Starting a thread on what I would broadly call Infrastructure UX.
Some context for this is that the topic of community run bootnodes came up, of which it was suggested that people running them should have them listen via websockets and have a TLS cert, as this will help facilitate things like Smoldot / Light Clients. This other forum post has some more details about that in particular.
Some other things mentioned was the topic of warp sync, using checkpointing, having people specify checkpoints, what the security model of some of these things are, and minimizing trust.
I had a few random thoughts on this from the perspective of people running infrastructure:
- Node operators will value reliability, accessibility, ease of use, and minimizing time spent on things instead of trust minimization. End users and the public are the people that generally care more about trust minization
- Trust minimization and the above are not mutually exclusive, although we greatly would need to actively care about the UX and functionaly of what kind of options there are for how to run things (ie, is it easy to make a db snapshot that is safe, is there a way to not have to trust other people or nodes to be malicious, what things can be baked into the client that eliminate the need for people to do things like mess around with folders, etc)
- Node operators (validators, collators, rpc providers, etc) need to have a playbook for situations where they spin up new things, need to get something running in a critical time period with minimal overhead (bugs, things go down, upgrades, etc), or need to replace current infra.
- Everyone wants as many different kinds of opportunities to mitigate downtime
- Node operators generally run infrastructure for multiple ecosystems (outside of the polkadot ecosystem)
- Some of the Infra Ux that people expect is various things that help facilitate high availability
- There needs to be a good solution for people to get things up quickly and easily, that also leaves little room for error or messing things up
- Given some of the time periods in Kusama, that means putting up something like a validator running to the tip of the chain and signing things (with possibly new or the same keys) in under 1 hour, ideally something should be able to get running in under 10 minutes.

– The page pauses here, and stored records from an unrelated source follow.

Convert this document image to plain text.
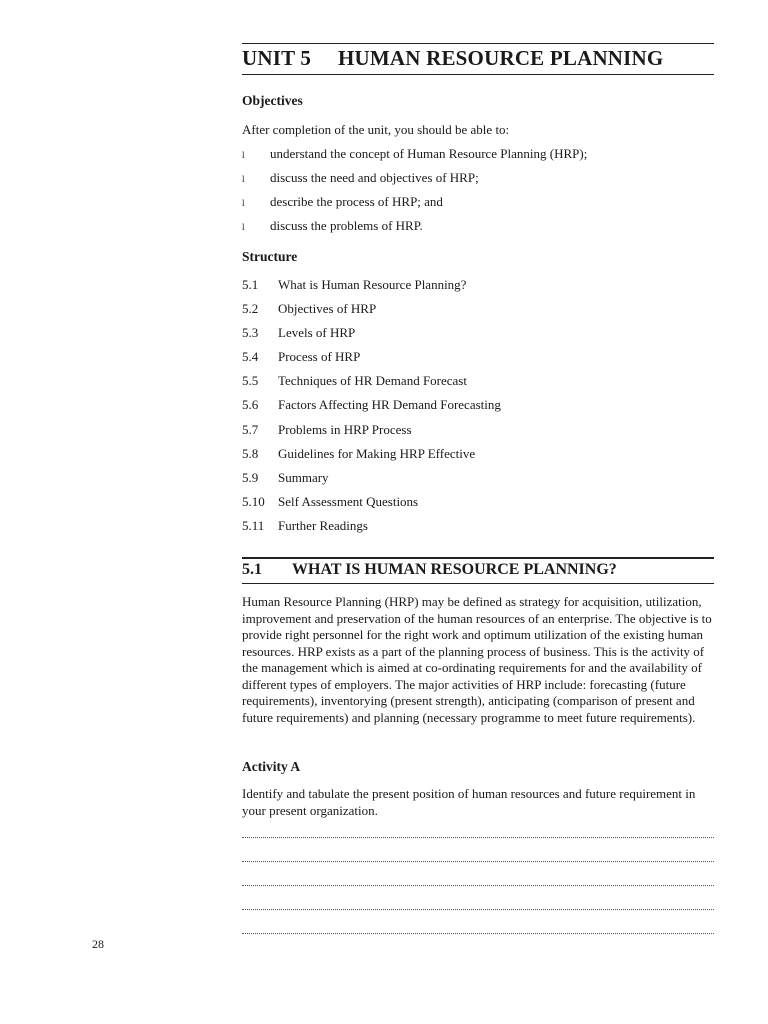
UNIT 5 HUMAN RESOURCE PLANNING
Objectives
After completion of the unit, you should be able to:
l understand the concept of Human Resource Planning (HRP);
l discuss the need and objectives of HRP;
l describe the process of HRP; and
l discuss the problems of HRP.
Structure
5.1 What is Human Resource Planning?
5.2 Objectives of HRP
5.3 Levels of HRP
5.4 Process of HRP
5.5 Techniques of HR Demand Forecast
5.6 Factors Affecting HR Demand Forecasting
5.7 Problems in HRP Process
5.8 Guidelines for Making HRP Effective
5.9 Summary
5.10 Self Assessment Questions
5.11 Further Readings
5.1 WHAT IS HUMAN RESOURCE PLANNING?
Human Resource Planning (HRP) may be defined as strategy for acquisition, utilization, improvement and preservation of the human resources of an enterprise. The objective is to provide right personnel for the right work and optimum utilization of the existing human resources. HRP exists as a part of the planning process of business. This is the activity of the management which is aimed at co-ordinating requirements for and the availability of different types of employers. The major activities of HRP include: forecasting (future requirements), inventorying (present strength), anticipating (comparison of present and future requirements) and planning (necessary programme to meet future requirements).
Activity A
Identify and tabulate the present position of human resources and future requirement in your present organization.
28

If the only solution given the constraints of a fixed set of validators with babe/grandpa is using the same keys, there needs to be good ways that prevent double signing and people shooting themselves in the feet. Things like remote signing with double signing protection exist and work well in other ecosystems
- One of the most common things people are used to is restoring from a db snapshot
- For historical reasons, people decided to use 1000 block pruning as the most common number for make db snapshots and host them
- Generally when people make db backups it will be minus the folders for keys and parachains (seems as though not having the parachains folder may cause some circumstances where people might run into issues)
- Unless there’s a way to better accomodate archive nodes, people will still need to have a decent db hosting/backup solution to get a (archive) rpc node up and running quickly
- Using something like Warp Sync is probably a fine solution for people to get Validators / Full nodes (with pruning) up and running quickly, so long as it’s very reliable and consistent
- it often hasn’t been in the past which is why a lot of people are reluctant to use it
- it needs to be made sure that things like making db snapshots, upgrading to new versions, and general compatibility works in a consistent and non-breaking manner for warp sync
- Most people still use Rocksdb as the main db for running nodes. The switch to using paritydb as the default db should be made soon, and outline any blockers or features needed before switching. This will somewhat change things in the ecosystem for what kinds of db snapshots people prioritize hosting, as many mainly still use rocksdb as the main one.
- In terms of Infra UX, specifying something like the checkpoint hash for warp sync is fine (other ecosystems do something similar where they specify the block hash and possible node endpoints to quick-sync), although it would help a lot of we can specify cli arguments as a YAML/TOML/JSON file. ( This issue about it has been open for a super long time)
- In terms of ‘security’, infrastructure providers will generally not favor that if there are other options for accessibility, ease of use, etc. If we want to help prioritize security we will need to offer baked in solutions that favor security and ease of use/access. Relying on people to do things ‘outside the client’ and software we offer will usually not favor security when things like critical infrastructure operations rely on having things consistently up and putting new things up quickly and easily.
I’d be curious for anyone that does DevOps or deals with Polkadot/Substrate related infrastructure - what are the pain points you experience? And what kinds of things do you think could be made better for infrastructure ux?